Consta inclusive que, antes da gravação que foi ao ar na segunda-feira, houve,
no palácio, um corre-corre de assessores presidenciais para aparar o bigode de
Vossa Excelência.
-- Rápido, uma tesoura bem afiada, disse um dos assessores.
Houve até quem sugeriu a convocação de dona Solange Hernandez. "Ela
entende muito de tesoura, porque por muito tempo foi uma eficaz chefe do
Departamento de Censura."
-- Nada disso, teria retrucado um outro assessor. "Dona Solange corta
demais."
E aí começou a polêmica:
-- É melhor cortar demais do que não cortar nada, disse um terceiro
colaborador, para acrescentar o seguinte: "Se o bigode presidencial ficar
comprido, o povo poderá achar que Sarney é um ventríloquo, o que,
evidentemente, não pegaria bem. Vocês já imaginaram a frase 'o Brasil vai dar
certo' saindo das profundezas de um bigode?
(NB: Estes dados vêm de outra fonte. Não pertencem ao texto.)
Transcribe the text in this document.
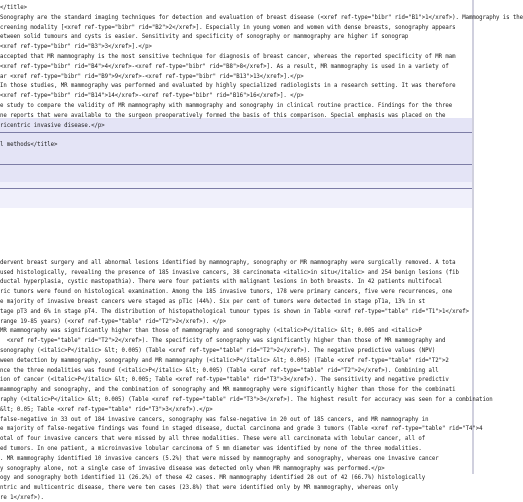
</title>
Sonography are the standard imaging techniques for detection and evaluation of breast disease (<xref ref-type="bibr" rid="B1">1</xref>). Mammography is the
creening modality [<xref ref-type="bibr" rid="B2">2</xref>]. Especially in young women and women with dense breasts, sonography appears
etween solid tumours and cysts is easier. Sensitivity and specificity of sonography or mammography are higher if sonograp
<xref ref-type="bibr" rid="B3">3</xref>].</p>
accepted that MR mammography is the most sensitive technique for diagnosis of breast cancer, whereas the reported specificity of MR mam
<xref ref-type="bibr" rid="B4">4</xref>-<xref ref-type="bibr" rid="B8">8</xref>]. As a result, MR mammography is used in a variety of
ar <xref ref-type="bibr" rid="B9">9</xref>-<xref ref-type="bibr" rid="B13">13</xref>].</p>
In those studies, MR mammography was performed and evaluated by highly specialized radiologists in a research setting. It was therefore
<xref ref-type="bibr" rid="B14">14</xref>-<xref ref-type="bibr" rid="B16">16</xref>]. </p>
e study to compare the validity of MR mammography with mammography and sonography in clinical routine practice. Findings for the three
ne reports that were available to the surgeon preoperatively formed the basis of this comparison. Special emphasis was placed on the
ricentric invasive disease.</p>
l methods</title>
dervent breast surgery and all abnormal lesions identified by mammography, sonography or MR mammography were surgically removed. A tota
used histologically, revealing the presence of 185 invasive cancers, 38 carcinomata <italic>in situ</italic> and 254 benign lesions (fib
ductal hyperplasia, cystic mastopathia). There were four patients with malignant lesions in both breasts. In 42 patients multifocal
ric tumors were found on histological examination. Among the 185 invasive tumors, 178 were primary cancers, five were recurrences, one
e majority of invasive breast cancers were staged as pT1c (44%). Six per cent of tumors were detected in stage pT1a, 13% in st
tage pT3 and 6% in stage pT4. The distribution of histopathological tumour types is shown in Table <xref ref-type="table" rid="T1">1</xref>
range 19-85 years) (<xref ref-type="table" rid="T2">2</xref>). </p>
MR mammography was significantly higher than those of mammography and sonography (<italic>P</italic> &lt; 0.005 and <italic>P
<xref ref-type="table" rid="T2">2</xref>). The specificity of sonography was significantly higher than those of MR mammography and
sonography (<italic>P</italic> &lt; 0.005) (Table <xref ref-type="table" rid="T2">2</xref>). The negative predictive values (NPV)
ween detection by mammography, sonography and MR mammography (<italic>P</italic> &lt; 0.005) (Table <xref ref-type="table" rid="T2">2
nce the three modalities was found (<italic>P</italic> &lt; 0.005) (Table <xref ref-type="table" rid="T2">2</xref>). Combining all
ion of cancer (<italic>P</italic> &lt; 0.005; Table <xref ref-type="table" rid="T3">3</xref>). The sensitivity and negative predictiv
mammography and sonography, and the combination of sonography and MR mammography were significantly higher than those for the combinati
raphy (<italic>P</italic> &lt; 0.005) (Table <xref ref-type="table" rid="T3">3</xref>). The highest result for accuracy was seen for a combination
&lt; 0.05; Table <xref ref-type="table" rid="T3">3</xref>).</p>
false-negative in 33 out of 184 invasive cancers, sonography was false-negative in 20 out of 185 cancers, and MR mammography in
e majority of false-negative findings was found in staged disease, ductal carcinoma and grade 3 tumors (Table <xref ref-type="table" rid="T4">4
otal of four invasive cancers that were missed by all three modalities. These were all carcinomata with lobular cancer, all of
ed tumors. In one patient, a microinvasive lobular carcinoma of 5 mm diameter was identified by none of the three modalities.
. MR mammography identified 10 invasive cancers (5.2%) that were missed by mammography and sonography, whereas one invasive cancer
y sonography alone, not a single case of invasive disease was detected only when MR mammography was performed.</p>
ogy and sonography both identified 11 (26.2%) of these 42 cases. MR mammography identified 28 out of 42 (66.7%) histologically
ntric and multicentric disease, there were ten cases (23.8%) that were identified only by MR mammography, whereas only
re 1</xref>).
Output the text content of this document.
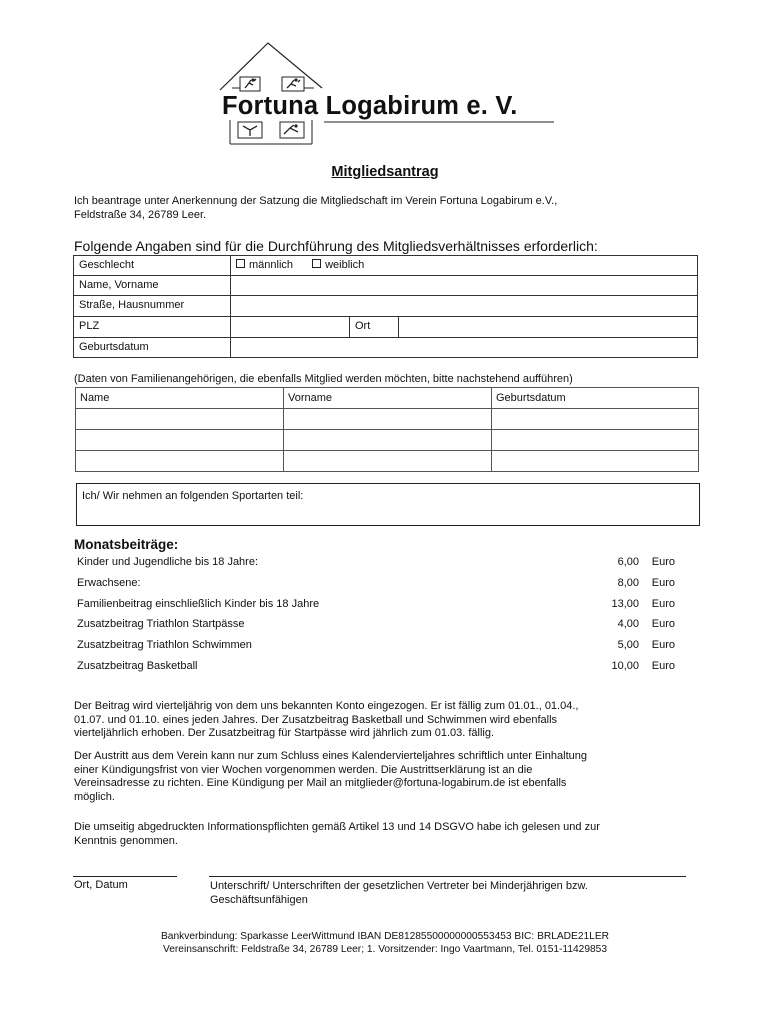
Fortuna Logabirum e. V.
Mitgliedsantrag
Ich beantrage unter Anerkennung der Satzung die Mitgliedschaft im Verein Fortuna Logabirum e.V.,
Feldstraße 34, 26789 Leer.
Folgende Angaben sind für die Durchführung des Mitgliedsverhältnisses erforderlich:
Geschlecht	männlich	weiblich
Name, Vorname
Straße, Hausnummer
PLZ	Ort
Geburtsdatum
(Daten von Familienangehörigen, die ebenfalls Mitglied werden möchten, bitte nachstehend aufführen)
Name	Vorname	Geburtsdatum

Ich/ Wir nehmen an folgenden Sportarten teil:
Monatsbeiträge:
Kinder und Jugendliche bis 18 Jahre:	6,00 Euro
Erwachsene:	8,00 Euro
Familienbeitrag einschließlich Kinder bis 18 Jahre	13,00 Euro
Zusatzbeitrag Triathlon Startpässe	4,00 Euro
Zusatzbeitrag Triathlon Schwimmen	5,00 Euro
Zusatzbeitrag Basketball	10,00 Euro
Der Beitrag wird vierteljährig von dem uns bekannten Konto eingezogen. Er ist fällig zum 01.01., 01.04.,
01.07. und 01.10. eines jeden Jahres. Der Zusatzbeitrag Basketball und Schwimmen wird ebenfalls
vierteljährlich erhoben. Der Zusatzbeitrag für Startpässe wird jährlich zum 01.03. fällig.
Der Austritt aus dem Verein kann nur zum Schluss eines Kalendervierteljahres schriftlich unter Einhaltung
einer Kündigungsfrist von vier Wochen vorgenommen werden. Die Austrittserklärung ist an die
Vereinsadresse zu richten. Eine Kündigung per Mail an mitglieder@fortuna-logabirum.de ist ebenfalls
möglich.
Die umseitig abgedruckten Informationspflichten gemäß Artikel 13 und 14 DSGVO habe ich gelesen und zur
Kenntnis genommen.
Ort, Datum	Unterschrift/ Unterschriften der gesetzlichen Vertreter bei Minderjährigen bzw.
Geschäftsunfähigen
Bankverbindung: Sparkasse LeerWittmund IBAN DE81285500000000553453 BIC: BRLADE21LER
Vereinsanschrift: Feldstraße 34, 26789 Leer; 1. Vorsitzender: Ingo Vaartmann, Tel. 0151-11429853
Ninguém iria acreditar."
Não se sabe até aonde foi a polêmica, mas o fato é que o presidente apareceu
na TV com o bigode devidamente censurado, digo, aparado.
O pronunciamento teve boa repercussão. Agradou a gregos e troianos, embora o
pau entre eles continue comendo solto.
Até os jovens gostaram do desempenho do presidente. Um deles teria afirmado que
"foi um barato o primeiro vídeo-clip da Nova República".
Na verdade, apenas duas, três pessoas não gostaram do pronunciamento. Segundo
elas, o presidente disse tudo o que vai fazer, mas esqueceu de falar como
ele vai fazer. Parece que essas pessoas têm razão, porque daqui a 20 dias o
presidente voltará à TV para se explicar melhor.
Espera-se que, desta vez, Sarney lembre-se que o pais já tem bons atores e o
que só falta é um bom presidente.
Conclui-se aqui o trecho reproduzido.